Carsharing-Gerichtsurteil Wer teilt, gewinnt
Privates Carsharing boomt - professionellen Autovermietern ist das ein Dorn im Auge. Eine Klage wurde nun vom Landgericht Berlin abgewiesen. Dennoch bleibt Klärungsbedarf.
Autobesitzer, die ihr Fahrzeug hin und wieder vermieten, können das auch weiterhin ohne große Auflagen tun. Das Landgericht in Berlin hat eine Klage der professionellen Autovermietung Starcar aus Hamburg und dem Bundesverband deutscher Autovermieter (BAV) - ein Zusammenschluss von mehr als 240 Mietwagenunternehmen - gegen Autonetzer.de zurückgewiesen.
Nach eigenen Angaben ist Autonetzer die größte Plattform für privates Carsharing in Deutschland. Über die Webseite vermieten Privatpersonen ihre Fahrzeuge für eine bestimmte Zeit. Unternehmen wie Autonetzer.de, nachbarschaftsauto.de und tamyca.de treten als Vermittler auf und kassieren dafür eine Gebühr.

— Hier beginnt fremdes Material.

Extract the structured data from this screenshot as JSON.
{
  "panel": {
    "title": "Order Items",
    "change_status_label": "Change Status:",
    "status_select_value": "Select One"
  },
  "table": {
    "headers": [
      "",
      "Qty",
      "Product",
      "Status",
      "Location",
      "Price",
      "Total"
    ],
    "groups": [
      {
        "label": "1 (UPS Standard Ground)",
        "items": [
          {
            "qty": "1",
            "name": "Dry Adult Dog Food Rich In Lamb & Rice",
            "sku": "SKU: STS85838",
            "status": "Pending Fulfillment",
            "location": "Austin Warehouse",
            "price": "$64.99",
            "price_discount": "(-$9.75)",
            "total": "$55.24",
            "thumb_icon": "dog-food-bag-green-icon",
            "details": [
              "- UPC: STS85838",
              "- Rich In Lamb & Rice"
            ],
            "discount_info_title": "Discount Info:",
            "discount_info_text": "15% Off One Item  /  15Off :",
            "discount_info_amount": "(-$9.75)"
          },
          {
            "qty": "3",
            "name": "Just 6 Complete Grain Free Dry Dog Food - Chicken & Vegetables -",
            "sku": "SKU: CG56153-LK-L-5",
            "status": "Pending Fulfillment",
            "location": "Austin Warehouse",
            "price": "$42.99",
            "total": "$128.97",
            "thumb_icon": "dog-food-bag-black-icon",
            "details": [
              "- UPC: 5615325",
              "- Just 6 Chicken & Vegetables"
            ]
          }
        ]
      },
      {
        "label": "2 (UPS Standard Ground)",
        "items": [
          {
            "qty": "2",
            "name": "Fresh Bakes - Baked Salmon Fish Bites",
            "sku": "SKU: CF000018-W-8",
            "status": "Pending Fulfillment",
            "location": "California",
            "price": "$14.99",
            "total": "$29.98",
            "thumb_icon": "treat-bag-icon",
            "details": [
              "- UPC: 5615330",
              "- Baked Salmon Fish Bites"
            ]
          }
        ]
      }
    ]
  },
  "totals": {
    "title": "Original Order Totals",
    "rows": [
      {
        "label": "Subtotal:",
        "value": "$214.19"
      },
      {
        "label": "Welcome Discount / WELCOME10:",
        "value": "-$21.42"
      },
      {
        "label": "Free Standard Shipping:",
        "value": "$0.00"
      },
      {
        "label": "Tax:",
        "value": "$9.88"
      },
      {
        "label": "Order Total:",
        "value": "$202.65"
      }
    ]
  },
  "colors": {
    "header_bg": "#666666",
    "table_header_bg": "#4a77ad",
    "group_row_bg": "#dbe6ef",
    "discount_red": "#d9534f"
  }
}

Das Urteil, das SPIEGEL ONLINE vorliegt, ist ein Erfolg für die junge Sharing Economy. Der Verleih über Internetplattformen boomt und entwickelt sich zum Milliardengeschäft. Laut einer Studie der Unternehmensberatung Roland Berger wäre beispielsweise jeder zweite Autobesitzer aus den Industriestaaten bereit, sein Auto mit anderen zu teilen. Behält die Studie recht, ist mit Wachstumsraten von bis zu 35 Prozent jährlich zu rechnen. Das alarmiert bisherige Branchengrößen, die um ihr etabliertes Geschäftsmodell fürchten. Mit Klagen versuchen sie, die neue Konkurrenz abzuwehren.
Der BAV und Starcar hatten vor Gericht gefordert, dass für private Autoteiler gleiche Regeln herrschen sollen wie für professionelle Anbieter. Denn Sixt und Co. müssen eine spezielle Zulassung für Mietfahrzeuge sowie einen jährlichen Sicherheitscheck einhalten. Privatautos müssen dagegen nur alle zwei Jahre zur Hauptuntersuchung.
Mit dieser Forderung sind die Kläger gescheitert: Nach Ansicht des Landgerichts in Berlin ist die Plattform Autonetzer darauf ausgelegt, dass Nutzer ihr eigenes Auto anderen Nutzern zur Miete anbieten können. Das private Carsharing sei mit gewerblichen Anbietern deshalb nicht vergleichbar, da dieses stets nur von Dritten genutzt wird, argumentierte das Gericht. Privatautos, wie sie auf Autonetzer angeboten werden, unterlägen somit nicht den gleichen Sicherheitsvorschriften wie Fahrzeuge von gewerblichen Anbietern. Allerdings müsse der Gesetzgeber entscheiden, ob für privates Carsharing kürzere Intervalle geboten seien.
Ab wann ist Teilen ein Geschäft?
Autonetzer-Chef Sebastian Ballweg begrüßt die Entscheidung des Gerichts: "Das Urteil hat eine positive Signalwirkung für alle Akteure der Sharing Economy." Zugleich fordert er weitere Rechtssicherheit. Es sei jetzt Aufgabe der Politik, "harte Kriterien" zu bestimmen, ab wann privates Teilen gewerbsmäßig werde.
Das Gericht hatte diese Lücke in der Gesetzgebung bereits in seinem Urteil festgestellt. Es heißt dazu: Bei Carsharing von Privatpersonen "handelt sich um eine moderne Form der Gebrauchsüberlassung, die überhaupt nur mithilfe moderner Kommunikationsmittel möglich geworden ist. Die Kammer kann deshalb nicht eindeutig feststellen, wie der Gesetzgeber den Begriff 'gewerbsmäßig' in Anbetracht dieser neueren Entwicklungen hätte auslegen wollen."
Der Geschäftsführer der Autovermietung Starcar, Tobias Höpfner, will diese Unsicherheit des Gerichtes nutzen. "Es fehlt eine eindeutige Rechtsprechung in der Sache", sagt Höpfner. Deswegen habe sein Unternehmen eigenen Angaben zufolge Berufung gegen das Urteil eingelegt.
Auch andere Unternehmen der Sharing Economy sind derzeit schwer unter Beschuss - wie etwa der Dienst Uber. Darüber können Privatleute sich und ihr Auto als Taxi anbieten. Hier wird vor Gericht gestritten, ob die strengen Taxifahrer-Regeln auch für Privatchauffeure gelten müssen.